喩えるならば『裁判官の合議を全部公開しますか?』という感じです。
もちろん、「それでも議事録を作成するべきだ」という主張は有り得ると思いますが、ならば専門家の命と身体と立場と財産を守るための術を整える必要があるんじゃないでしょうか?
平時の審議会・懇談会との平仄はどう考えるべきか?
平時の審議会、懇談会等では発言者及び発言内容を記載した議事の記録を作成することとなっていますが、歴史的緊急事態になると、政策決定又は了解を行わない会議では前述の記録をしなくてよいとなるのは、ガイドラインの趣旨に反するようにも思えます。

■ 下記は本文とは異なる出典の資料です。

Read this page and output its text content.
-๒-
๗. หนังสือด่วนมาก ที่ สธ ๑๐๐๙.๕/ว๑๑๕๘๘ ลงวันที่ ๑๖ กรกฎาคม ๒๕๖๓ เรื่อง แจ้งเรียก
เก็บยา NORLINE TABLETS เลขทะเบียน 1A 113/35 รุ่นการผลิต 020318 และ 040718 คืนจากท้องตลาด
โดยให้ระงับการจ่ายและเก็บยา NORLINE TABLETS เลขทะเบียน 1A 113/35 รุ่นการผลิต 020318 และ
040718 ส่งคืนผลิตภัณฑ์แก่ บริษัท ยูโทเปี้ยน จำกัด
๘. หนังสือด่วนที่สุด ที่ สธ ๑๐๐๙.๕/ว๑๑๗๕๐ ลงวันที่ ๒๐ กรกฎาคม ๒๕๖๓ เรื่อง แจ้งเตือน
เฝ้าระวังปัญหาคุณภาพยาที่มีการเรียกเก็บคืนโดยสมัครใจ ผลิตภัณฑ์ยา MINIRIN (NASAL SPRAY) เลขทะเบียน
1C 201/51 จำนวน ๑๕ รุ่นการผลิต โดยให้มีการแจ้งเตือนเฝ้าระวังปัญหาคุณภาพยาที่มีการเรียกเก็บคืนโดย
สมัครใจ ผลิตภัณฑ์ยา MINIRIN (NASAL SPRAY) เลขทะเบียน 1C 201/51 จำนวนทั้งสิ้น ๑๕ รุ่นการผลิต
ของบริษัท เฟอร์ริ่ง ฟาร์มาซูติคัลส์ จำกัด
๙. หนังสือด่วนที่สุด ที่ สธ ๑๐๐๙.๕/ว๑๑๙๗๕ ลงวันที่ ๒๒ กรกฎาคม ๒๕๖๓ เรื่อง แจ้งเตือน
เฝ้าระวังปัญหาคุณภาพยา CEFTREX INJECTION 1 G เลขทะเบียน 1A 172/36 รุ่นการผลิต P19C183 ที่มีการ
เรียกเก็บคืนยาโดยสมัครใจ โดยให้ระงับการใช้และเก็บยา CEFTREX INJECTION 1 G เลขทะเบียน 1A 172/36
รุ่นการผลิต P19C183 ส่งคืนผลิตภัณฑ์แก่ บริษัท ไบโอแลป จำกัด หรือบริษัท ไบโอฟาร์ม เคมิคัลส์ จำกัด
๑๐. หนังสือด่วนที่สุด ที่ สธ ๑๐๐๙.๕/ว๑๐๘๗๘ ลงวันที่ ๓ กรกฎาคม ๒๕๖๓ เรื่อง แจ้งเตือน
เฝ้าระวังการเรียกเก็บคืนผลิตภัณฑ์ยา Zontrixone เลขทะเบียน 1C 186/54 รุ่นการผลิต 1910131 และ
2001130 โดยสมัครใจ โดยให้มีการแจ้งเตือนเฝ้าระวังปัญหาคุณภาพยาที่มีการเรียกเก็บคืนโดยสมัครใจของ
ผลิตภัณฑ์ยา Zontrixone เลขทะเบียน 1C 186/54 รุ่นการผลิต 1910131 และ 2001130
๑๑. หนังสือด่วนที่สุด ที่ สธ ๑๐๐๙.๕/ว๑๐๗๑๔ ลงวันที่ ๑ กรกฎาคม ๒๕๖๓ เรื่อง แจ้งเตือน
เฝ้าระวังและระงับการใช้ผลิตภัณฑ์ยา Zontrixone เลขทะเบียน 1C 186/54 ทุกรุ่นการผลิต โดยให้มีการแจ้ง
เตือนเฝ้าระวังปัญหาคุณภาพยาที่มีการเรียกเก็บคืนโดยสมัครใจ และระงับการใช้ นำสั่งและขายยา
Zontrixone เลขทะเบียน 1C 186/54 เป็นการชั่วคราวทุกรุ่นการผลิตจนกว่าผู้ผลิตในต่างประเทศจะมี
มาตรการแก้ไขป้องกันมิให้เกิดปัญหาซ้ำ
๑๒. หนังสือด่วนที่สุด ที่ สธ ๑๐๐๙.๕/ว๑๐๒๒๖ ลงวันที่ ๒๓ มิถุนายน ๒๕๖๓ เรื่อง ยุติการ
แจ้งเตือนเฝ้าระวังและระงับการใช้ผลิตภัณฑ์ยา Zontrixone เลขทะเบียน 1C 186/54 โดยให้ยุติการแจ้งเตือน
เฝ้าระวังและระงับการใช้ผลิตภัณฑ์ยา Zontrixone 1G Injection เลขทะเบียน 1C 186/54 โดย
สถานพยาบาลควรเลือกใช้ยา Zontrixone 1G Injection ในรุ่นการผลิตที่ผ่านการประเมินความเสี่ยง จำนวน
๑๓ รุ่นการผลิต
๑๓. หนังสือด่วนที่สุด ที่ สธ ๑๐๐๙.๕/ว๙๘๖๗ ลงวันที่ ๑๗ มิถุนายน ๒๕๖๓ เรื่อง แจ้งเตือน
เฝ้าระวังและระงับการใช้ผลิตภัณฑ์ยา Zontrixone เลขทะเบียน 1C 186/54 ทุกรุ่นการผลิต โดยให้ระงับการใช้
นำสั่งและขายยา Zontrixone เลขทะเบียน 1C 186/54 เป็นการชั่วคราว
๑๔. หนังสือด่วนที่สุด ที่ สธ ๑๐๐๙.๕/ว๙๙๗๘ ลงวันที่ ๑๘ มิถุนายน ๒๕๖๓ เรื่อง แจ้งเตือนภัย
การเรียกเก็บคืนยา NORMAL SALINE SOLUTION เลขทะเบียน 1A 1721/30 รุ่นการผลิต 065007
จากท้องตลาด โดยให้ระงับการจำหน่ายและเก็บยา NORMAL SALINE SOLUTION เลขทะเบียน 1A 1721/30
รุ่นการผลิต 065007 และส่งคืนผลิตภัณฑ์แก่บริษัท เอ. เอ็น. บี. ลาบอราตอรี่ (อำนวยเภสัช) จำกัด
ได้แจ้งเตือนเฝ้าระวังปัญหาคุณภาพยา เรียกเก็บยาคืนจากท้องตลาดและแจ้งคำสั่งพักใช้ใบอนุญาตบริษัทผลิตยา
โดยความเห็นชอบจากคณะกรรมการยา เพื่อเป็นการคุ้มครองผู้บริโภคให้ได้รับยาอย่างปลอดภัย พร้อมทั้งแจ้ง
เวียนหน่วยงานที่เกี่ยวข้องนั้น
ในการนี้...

— 式内社 (@shikinaisha) 2020年5月29日
とはいえ、ガイドラインでは平時の審議会・懇談会等について以下書かれています。
○ なお、審議会等や懇談会等については、法第1条の目的の達成に資するため、当該行政機関における経緯も含めた意思決定に至る過程並びに当該行政機関の事務及び事業の実績を合理的に跡付け、又は検証することができるよう、開催日時、開催場所、出席者、議題、発言者及び発言内容を記載した議事の記録を作成するものとする。
審議会や懇談会の性質が分かっていないので判断できませんが、この辺りとの整合性という点から誰か質問しないのだろうか?
私にとってはいずれにしても今回のような専門家会議にかんしては「発言者名を明記した時系列毎に並べられた議事の内容の記録」は不要だと思っているのでどうでもいいですが。